Cochineal scale insects (Dactylopius coccus) grow on cacti in the Southwest. The infestation may be limited, but sometimes hundreds of the insects can be all over the cactus plant as tiny white pulpy blobs. The insects produce carminic acid, which deters most other insect predators and produces a deep red color known as carmine.

Obtaining Red Dye from Insects

I discovered these little pests on one of my hikes through the hill country not long ago and was fascinated by how many had populated the prickly pear cactus along my driveway. Upon further investigation I discovered that native Indians and indigenous people from Mexico used the cochineal to make red dye. After the Spaniards colonized the region in the 1500s, they took the cochineal dye back to Spain with them for trade purposes and it became as valuable as silver.

Today the same cochineal is classified as red dye #4 by the US government and is frequently used as a component of lipstick and other cosmetics. Many early painters also used cochineal for their own paintings, including Van Gogh and Turner.

Making Red Paint from Insects

When I first began delving into painting with earth, I initially decided to limit my scope to just the mineral and plant kingdoms. Dirt and plants were my motto! But these little creatures have gotten my attention, especially since they seem to have invaded many of the prickly pear along my path.  My husband, Barton, squished one to prove that it was the infamous Dactylopius coccus. I didn’t believe it at first, but it turned a bright red in his hand.

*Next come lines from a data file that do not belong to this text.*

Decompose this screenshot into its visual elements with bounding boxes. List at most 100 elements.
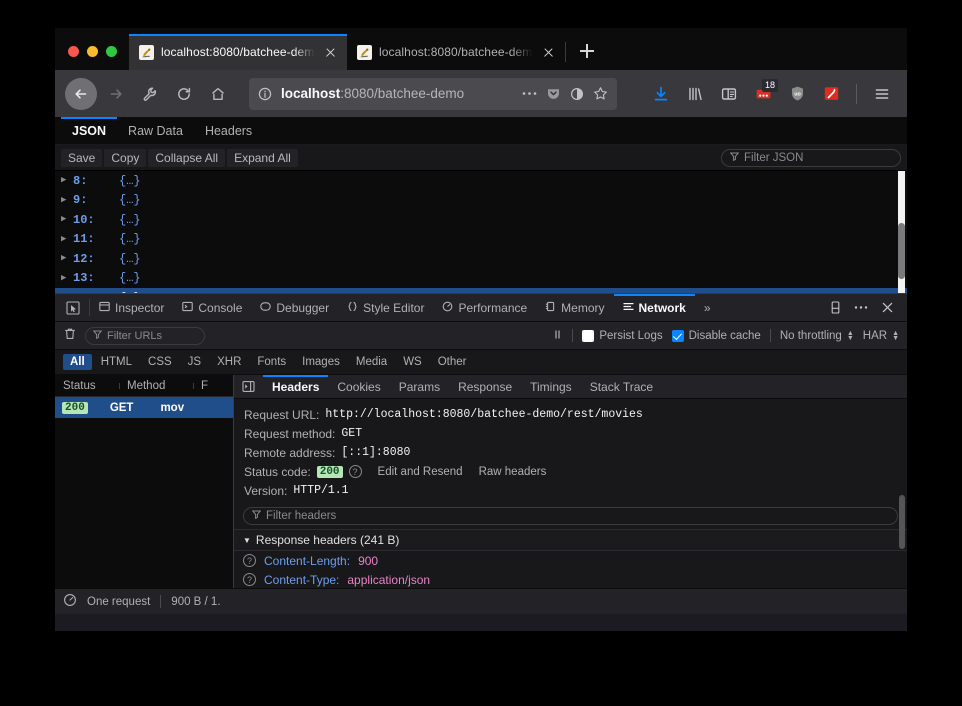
json-row[interactable]: ▶ 10: {…} — [55, 210, 907, 230]
url-input[interactable]: localhost:8080/batchee-demo — [281, 86, 513, 101]
browser-tab-1[interactable]: localhost:8080/batchee-demo/ — [129, 34, 347, 70]
reader-mode-icon[interactable] — [570, 87, 584, 101]
har-export-button[interactable]: HAR ▲ ▼ — [863, 330, 899, 342]
headers-filter-input[interactable]: Filter headers — [243, 507, 898, 525]
type-filter-css[interactable]: CSS — [141, 354, 179, 370]
json-row[interactable]: ▶ 8: {…} — [55, 171, 907, 191]
new-tab-button[interactable] — [572, 36, 602, 66]
save-button[interactable]: Save — [61, 148, 103, 167]
request-row[interactable]: 200 GET mov — [55, 397, 233, 418]
close-tab-button[interactable] — [322, 44, 339, 61]
expand-triangle-icon[interactable]: ▶ — [61, 234, 73, 244]
detail-tab-headers[interactable]: Headers — [263, 375, 329, 398]
detail-tab-cookies[interactable]: Cookies — [328, 375, 389, 398]
copy-button[interactable]: Copy — [104, 148, 147, 167]
meatball-menu-icon[interactable] — [849, 296, 873, 320]
ellipsis-icon[interactable] — [522, 91, 537, 96]
detail-tab-params[interactable]: Params — [390, 375, 449, 398]
app-menu-icon[interactable] — [867, 79, 897, 109]
network-status-icon[interactable] — [63, 593, 77, 610]
expand-triangle-icon[interactable]: ▶ — [61, 176, 73, 185]
column-header-method[interactable]: Method — [119, 380, 193, 392]
library-icon[interactable] — [680, 79, 710, 109]
tab-style-editor[interactable]: Style Editor — [338, 294, 433, 321]
close-icon[interactable] — [875, 296, 899, 320]
expand-triangle-icon[interactable]: ▶ — [61, 254, 73, 263]
wrench-icon[interactable] — [135, 79, 165, 109]
detail-tab-stack-trace[interactable]: Stack Trace — [581, 375, 662, 398]
tab-network[interactable]: Network — [613, 294, 696, 321]
devtools-overflow-button[interactable]: » — [695, 294, 720, 321]
json-filter-input[interactable]: Filter JSON — [721, 148, 901, 167]
json-row-selected[interactable]: ▶ 14: {…} — [55, 288, 907, 293]
header-row[interactable]: ? Content-Type: application/json — [234, 570, 907, 588]
pocket-icon[interactable] — [546, 86, 561, 101]
header-row[interactable]: ? Content-Length: 900 — [234, 551, 907, 570]
column-header-file[interactable]: F — [193, 380, 233, 392]
element-picker-icon[interactable] — [55, 294, 89, 321]
collapse-all-button[interactable]: Collapse All — [148, 148, 226, 167]
expand-all-button[interactable]: Expand All — [227, 148, 298, 167]
type-filter-media[interactable]: Media — [349, 354, 394, 370]
zoom-window-button[interactable] — [106, 46, 117, 57]
expand-triangle-icon[interactable]: ▶ — [61, 215, 73, 224]
trash-icon[interactable] — [63, 327, 77, 344]
json-row[interactable]: ▶ 12: {…} — [55, 249, 907, 269]
page-info-icon[interactable] — [258, 87, 272, 101]
tab-memory[interactable]: Memory — [536, 294, 613, 321]
type-filter-ws[interactable]: WS — [396, 354, 429, 370]
close-window-button[interactable] — [68, 46, 79, 57]
detail-collapse-icon[interactable] — [234, 375, 263, 398]
detail-scrollbar-thumb[interactable] — [899, 495, 905, 549]
extension-red-icon[interactable]: 18 — [748, 78, 778, 109]
type-filter-images[interactable]: Images — [295, 354, 347, 370]
persist-logs-checkbox[interactable]: Persist Logs — [582, 329, 663, 342]
pause-icon[interactable] — [552, 329, 563, 343]
type-filter-html[interactable]: HTML — [94, 354, 139, 370]
json-scrollbar-thumb[interactable] — [898, 223, 905, 279]
detail-tab-timings[interactable]: Timings — [521, 375, 581, 398]
tab-json[interactable]: JSON — [61, 117, 118, 144]
tab-console[interactable]: Console — [173, 294, 251, 321]
help-icon[interactable]: ? — [348, 465, 362, 478]
magic-wand-extension-icon[interactable] — [816, 79, 846, 109]
sidebar-icon[interactable] — [714, 79, 744, 109]
column-header-status[interactable]: Status — [55, 380, 119, 392]
json-row[interactable]: ▶ 13: {…} — [55, 269, 907, 289]
reload-button[interactable] — [169, 79, 199, 109]
disable-cache-checkbox[interactable]: Disable cache — [671, 329, 761, 342]
detail-tab-response[interactable]: Response — [449, 375, 521, 398]
minimize-window-button[interactable] — [87, 46, 98, 57]
ublock-origin-icon[interactable]: uo — [782, 79, 812, 109]
home-button[interactable] — [203, 79, 233, 109]
tab-raw-data[interactable]: Raw Data — [117, 117, 194, 144]
expand-triangle-icon[interactable]: ▶ — [61, 195, 73, 205]
raw-headers-button[interactable]: Raw headers — [479, 466, 547, 478]
address-bar[interactable]: localhost:8080/batchee-demo — [249, 77, 617, 110]
type-filter-other[interactable]: Other — [431, 354, 474, 370]
tab-debugger[interactable]: Debugger — [251, 294, 338, 321]
browser-tab-2[interactable]: localhost:8080/batchee-demo/ — [347, 34, 565, 70]
expand-triangle-icon[interactable]: ▶ — [61, 273, 73, 283]
json-row[interactable]: ▶ 9: {…} — [55, 191, 907, 211]
close-tab-button[interactable] — [540, 44, 557, 61]
dock-icon[interactable] — [823, 296, 847, 320]
tab-performance[interactable]: Performance — [433, 294, 536, 321]
edit-and-resend-button[interactable]: Edit and Resend — [378, 466, 463, 478]
star-icon[interactable] — [593, 86, 608, 101]
type-filter-js[interactable]: JS — [181, 354, 208, 370]
downloads-icon[interactable] — [646, 79, 676, 109]
help-icon[interactable]: ? — [243, 573, 256, 586]
help-icon[interactable]: ? — [243, 554, 256, 567]
type-filter-xhr[interactable]: XHR — [210, 354, 248, 370]
tab-headers[interactable]: Headers — [194, 117, 263, 144]
back-button[interactable] — [65, 77, 97, 110]
tab-inspector[interactable]: Inspector — [90, 294, 173, 321]
throttling-select[interactable]: No throttling ▲ ▼ — [780, 330, 854, 342]
forward-button[interactable] — [101, 79, 131, 109]
type-filter-fonts[interactable]: Fonts — [250, 354, 293, 370]
network-filter-input[interactable]: Filter URLs — [85, 326, 205, 345]
json-row[interactable]: ▶ 11: {…} — [55, 230, 907, 250]
response-headers-section[interactable]: ▼ Response headers (241 B) — [234, 529, 907, 551]
type-filter-all[interactable]: All — [63, 354, 92, 370]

We collected some, scraping the insects into a small jar. I kept them in the refrigerator for a few days until I was ready to make paint. I didn’t have a lot, so I scraped them into my mortar and ground them first. After that I was going to transfer them to a glass plate for more grinding with a muller stone, but I didn’t get that far. They ground up into a syrupy gel that was more of a raspberry color than the bright red I had expected. Then I added gum arabic and continued mixing until the consistency was smooth. Following that process, I transferred the mixture to my palette and allowed it to dry.

The color I achieved is a lovely magenta-like hue. Depending on how much water is mixed into the paint, the tones range from very dark, almost purple, to a soft, light pinkish color. I’m going to keep researching these insects and explore other techniques for extracting the red color. At this point I must confess that red is my favorite color!